Some researchers believe that no matter what the severity of the Notepad bug is, the main problem for the attackers would be to launch Notepad and have it parse a file. While this was possible to do in the past through the manipulation of an Internet Explorer 11 vulnerability, it is now considered next to impossible as all of the relevant flaws have been plugged. So, the Notepad memory corruption bug may be there, and it may be hazardous, but one would have to sit on the target computer and launch the text editing application, so there can’t really be a successful method of remote exploitation.

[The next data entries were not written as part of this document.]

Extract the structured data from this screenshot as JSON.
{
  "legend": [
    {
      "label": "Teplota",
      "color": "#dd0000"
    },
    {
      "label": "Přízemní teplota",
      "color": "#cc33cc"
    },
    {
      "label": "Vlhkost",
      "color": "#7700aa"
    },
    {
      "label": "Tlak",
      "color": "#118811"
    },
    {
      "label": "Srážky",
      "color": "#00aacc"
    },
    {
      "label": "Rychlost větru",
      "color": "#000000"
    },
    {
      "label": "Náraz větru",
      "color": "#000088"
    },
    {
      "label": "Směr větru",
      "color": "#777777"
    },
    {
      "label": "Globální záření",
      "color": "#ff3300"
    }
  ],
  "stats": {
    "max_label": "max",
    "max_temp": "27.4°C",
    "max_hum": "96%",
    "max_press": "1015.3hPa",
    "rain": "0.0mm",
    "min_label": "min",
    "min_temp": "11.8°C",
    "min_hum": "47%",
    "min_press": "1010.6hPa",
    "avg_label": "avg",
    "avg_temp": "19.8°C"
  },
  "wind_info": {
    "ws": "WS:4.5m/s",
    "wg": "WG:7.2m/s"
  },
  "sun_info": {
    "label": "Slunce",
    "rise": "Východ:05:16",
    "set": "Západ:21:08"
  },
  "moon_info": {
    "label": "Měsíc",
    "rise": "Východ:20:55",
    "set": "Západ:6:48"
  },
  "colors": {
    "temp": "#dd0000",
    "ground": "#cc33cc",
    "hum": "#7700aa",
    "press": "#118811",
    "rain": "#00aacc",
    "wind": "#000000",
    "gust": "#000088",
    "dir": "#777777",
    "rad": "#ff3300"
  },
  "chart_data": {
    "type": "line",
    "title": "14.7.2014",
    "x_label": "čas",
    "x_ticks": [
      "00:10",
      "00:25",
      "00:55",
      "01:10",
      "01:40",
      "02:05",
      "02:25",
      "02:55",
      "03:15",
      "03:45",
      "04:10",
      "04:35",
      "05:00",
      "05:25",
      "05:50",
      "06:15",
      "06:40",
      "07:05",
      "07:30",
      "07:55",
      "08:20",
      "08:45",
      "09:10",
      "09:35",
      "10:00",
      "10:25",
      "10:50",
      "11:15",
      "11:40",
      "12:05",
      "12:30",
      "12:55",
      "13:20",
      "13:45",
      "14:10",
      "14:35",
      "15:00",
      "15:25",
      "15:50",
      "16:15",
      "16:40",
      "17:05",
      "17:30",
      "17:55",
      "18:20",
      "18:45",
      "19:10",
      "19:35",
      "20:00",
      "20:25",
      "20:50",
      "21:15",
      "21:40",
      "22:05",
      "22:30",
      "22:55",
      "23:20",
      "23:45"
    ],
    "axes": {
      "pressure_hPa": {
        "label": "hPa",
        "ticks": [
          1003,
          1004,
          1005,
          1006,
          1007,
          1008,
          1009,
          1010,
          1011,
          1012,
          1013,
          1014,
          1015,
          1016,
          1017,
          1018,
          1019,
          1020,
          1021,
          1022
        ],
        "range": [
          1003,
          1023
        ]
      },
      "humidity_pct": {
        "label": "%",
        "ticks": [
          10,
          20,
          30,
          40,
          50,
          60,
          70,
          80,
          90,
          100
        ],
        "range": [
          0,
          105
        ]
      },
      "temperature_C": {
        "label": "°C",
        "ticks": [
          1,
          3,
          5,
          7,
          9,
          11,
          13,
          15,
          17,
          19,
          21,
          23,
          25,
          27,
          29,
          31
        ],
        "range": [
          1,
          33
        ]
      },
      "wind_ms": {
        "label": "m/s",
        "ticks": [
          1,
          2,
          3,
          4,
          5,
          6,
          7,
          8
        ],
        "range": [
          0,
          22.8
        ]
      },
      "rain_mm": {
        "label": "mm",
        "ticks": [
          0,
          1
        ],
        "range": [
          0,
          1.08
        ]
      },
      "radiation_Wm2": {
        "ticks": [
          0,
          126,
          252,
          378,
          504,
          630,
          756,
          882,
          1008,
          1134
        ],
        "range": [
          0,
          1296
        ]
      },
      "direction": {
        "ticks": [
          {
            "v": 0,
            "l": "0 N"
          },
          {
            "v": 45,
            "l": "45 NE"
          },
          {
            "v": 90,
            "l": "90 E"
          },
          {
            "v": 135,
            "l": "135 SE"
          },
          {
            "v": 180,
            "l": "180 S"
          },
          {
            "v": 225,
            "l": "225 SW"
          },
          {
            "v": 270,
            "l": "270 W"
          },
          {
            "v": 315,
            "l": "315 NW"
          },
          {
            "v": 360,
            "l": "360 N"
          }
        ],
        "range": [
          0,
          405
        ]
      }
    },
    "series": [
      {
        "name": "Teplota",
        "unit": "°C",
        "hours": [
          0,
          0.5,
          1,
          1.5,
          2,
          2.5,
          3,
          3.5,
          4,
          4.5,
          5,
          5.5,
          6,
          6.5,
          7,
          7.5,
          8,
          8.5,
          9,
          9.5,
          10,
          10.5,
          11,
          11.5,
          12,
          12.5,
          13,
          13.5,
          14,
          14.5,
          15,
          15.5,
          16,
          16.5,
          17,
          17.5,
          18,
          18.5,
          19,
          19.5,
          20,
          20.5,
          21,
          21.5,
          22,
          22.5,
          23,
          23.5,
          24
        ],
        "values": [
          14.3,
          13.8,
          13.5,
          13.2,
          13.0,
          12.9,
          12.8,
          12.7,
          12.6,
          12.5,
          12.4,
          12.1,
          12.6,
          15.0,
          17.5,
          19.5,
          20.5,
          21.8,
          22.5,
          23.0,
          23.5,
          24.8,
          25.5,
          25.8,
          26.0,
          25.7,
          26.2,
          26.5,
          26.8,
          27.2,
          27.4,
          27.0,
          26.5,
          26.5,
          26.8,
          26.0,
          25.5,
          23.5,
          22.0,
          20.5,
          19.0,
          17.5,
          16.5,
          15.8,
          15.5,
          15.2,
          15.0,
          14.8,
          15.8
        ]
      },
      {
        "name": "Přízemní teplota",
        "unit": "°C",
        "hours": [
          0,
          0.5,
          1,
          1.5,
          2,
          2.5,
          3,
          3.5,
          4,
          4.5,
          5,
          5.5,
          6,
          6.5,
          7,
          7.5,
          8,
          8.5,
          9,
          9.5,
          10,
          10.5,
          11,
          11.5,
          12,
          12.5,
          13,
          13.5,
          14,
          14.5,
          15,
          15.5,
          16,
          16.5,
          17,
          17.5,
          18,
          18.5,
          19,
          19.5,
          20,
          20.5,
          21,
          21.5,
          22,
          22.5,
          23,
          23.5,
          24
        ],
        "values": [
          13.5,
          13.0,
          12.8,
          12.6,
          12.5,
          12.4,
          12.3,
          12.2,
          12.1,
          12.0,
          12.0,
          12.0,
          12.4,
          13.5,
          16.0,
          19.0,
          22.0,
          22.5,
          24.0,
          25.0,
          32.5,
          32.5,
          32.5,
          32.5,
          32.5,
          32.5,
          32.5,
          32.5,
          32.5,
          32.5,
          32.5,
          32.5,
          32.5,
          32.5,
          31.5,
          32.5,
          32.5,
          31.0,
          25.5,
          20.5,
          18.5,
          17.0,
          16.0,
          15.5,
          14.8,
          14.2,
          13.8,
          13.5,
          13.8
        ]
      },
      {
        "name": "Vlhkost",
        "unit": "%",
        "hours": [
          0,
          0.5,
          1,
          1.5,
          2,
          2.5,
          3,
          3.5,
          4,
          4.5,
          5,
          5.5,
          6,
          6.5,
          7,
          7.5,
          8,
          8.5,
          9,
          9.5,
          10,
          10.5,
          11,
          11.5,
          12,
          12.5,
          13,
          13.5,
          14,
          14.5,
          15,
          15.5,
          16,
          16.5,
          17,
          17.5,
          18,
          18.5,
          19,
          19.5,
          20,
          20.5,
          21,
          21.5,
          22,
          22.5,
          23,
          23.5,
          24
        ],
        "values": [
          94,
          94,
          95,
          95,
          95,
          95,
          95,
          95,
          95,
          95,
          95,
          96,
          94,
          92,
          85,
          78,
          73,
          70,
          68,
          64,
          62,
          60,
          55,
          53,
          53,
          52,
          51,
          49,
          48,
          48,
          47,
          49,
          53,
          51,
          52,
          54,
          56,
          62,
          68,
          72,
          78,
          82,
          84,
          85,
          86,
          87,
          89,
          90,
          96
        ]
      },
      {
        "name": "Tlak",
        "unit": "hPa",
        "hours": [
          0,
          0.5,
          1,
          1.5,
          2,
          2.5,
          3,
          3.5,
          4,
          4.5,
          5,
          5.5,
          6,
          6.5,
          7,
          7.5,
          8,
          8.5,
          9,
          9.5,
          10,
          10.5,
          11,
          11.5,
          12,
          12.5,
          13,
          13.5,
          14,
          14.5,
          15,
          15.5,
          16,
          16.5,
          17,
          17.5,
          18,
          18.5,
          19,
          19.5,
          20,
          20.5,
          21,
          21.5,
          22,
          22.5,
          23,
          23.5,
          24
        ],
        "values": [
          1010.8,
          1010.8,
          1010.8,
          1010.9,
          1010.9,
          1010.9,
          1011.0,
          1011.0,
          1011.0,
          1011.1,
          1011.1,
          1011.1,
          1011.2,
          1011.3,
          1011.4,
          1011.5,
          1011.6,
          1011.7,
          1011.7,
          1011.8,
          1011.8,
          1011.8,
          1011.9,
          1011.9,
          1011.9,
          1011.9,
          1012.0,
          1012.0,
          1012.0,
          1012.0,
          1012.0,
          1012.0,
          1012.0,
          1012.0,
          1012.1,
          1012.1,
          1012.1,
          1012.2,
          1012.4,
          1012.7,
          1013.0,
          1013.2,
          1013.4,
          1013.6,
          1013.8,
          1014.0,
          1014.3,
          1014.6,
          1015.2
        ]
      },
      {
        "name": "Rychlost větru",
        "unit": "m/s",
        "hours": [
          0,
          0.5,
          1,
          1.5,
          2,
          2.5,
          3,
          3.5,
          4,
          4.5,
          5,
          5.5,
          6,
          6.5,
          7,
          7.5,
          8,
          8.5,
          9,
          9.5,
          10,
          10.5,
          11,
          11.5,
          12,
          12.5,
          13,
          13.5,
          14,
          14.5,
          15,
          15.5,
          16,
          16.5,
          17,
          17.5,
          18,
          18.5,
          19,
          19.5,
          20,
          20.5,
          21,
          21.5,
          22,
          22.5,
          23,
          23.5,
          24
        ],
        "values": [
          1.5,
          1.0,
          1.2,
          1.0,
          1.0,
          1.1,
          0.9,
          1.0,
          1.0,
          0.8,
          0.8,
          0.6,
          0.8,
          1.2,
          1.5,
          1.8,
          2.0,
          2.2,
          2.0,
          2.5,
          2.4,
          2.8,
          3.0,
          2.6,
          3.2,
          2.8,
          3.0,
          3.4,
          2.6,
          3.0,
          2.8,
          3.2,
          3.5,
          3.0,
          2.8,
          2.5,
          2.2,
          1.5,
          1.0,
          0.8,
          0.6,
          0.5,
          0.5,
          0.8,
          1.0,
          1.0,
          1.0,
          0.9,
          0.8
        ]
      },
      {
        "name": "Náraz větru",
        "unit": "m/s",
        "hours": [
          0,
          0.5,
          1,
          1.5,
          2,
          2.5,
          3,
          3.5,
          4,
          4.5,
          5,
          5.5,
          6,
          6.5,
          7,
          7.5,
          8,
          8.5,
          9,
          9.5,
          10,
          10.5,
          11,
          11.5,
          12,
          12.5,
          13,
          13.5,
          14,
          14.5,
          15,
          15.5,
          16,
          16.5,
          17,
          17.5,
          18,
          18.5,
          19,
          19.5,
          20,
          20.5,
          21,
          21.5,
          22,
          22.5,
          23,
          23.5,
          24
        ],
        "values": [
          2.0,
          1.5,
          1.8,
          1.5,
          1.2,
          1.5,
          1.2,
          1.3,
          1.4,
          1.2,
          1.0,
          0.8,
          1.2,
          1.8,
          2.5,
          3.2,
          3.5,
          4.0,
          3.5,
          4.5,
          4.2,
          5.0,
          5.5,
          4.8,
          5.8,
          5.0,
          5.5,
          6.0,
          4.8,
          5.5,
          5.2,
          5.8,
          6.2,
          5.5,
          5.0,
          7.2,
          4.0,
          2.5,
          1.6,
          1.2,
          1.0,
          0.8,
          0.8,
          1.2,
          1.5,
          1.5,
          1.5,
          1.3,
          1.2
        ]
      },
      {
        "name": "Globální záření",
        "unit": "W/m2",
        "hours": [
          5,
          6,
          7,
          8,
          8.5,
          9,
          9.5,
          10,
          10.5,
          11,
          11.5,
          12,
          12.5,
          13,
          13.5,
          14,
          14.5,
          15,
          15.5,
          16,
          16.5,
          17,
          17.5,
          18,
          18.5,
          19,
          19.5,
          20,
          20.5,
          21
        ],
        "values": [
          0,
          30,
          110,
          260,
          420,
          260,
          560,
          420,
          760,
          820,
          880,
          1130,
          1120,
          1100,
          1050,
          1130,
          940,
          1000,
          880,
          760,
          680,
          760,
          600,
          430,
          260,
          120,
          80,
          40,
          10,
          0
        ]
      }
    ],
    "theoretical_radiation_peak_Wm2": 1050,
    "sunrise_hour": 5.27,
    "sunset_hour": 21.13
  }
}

More security specialists add that the ASLR (Address Space Layout Randomization) which prevents the exploitation of memory corruption vulnerabilities would be an insurmountable problem for an attacker to surpass. Getting around the CFG (Control Flow Guard) exploit mitigation would also be a hard feat to achieve in the context of exploiting the particular bug. Ormandy accepted the considerations of his colleagues but insists that he has managed to find a path to remote exploitation based on the memory corruption bug. Whatever the case is, this has created a unique kind of anticipation in the world of cyber-security, and until Microsoft fixes the flaw, we will have to wait for the proof-of-concept code to emerge.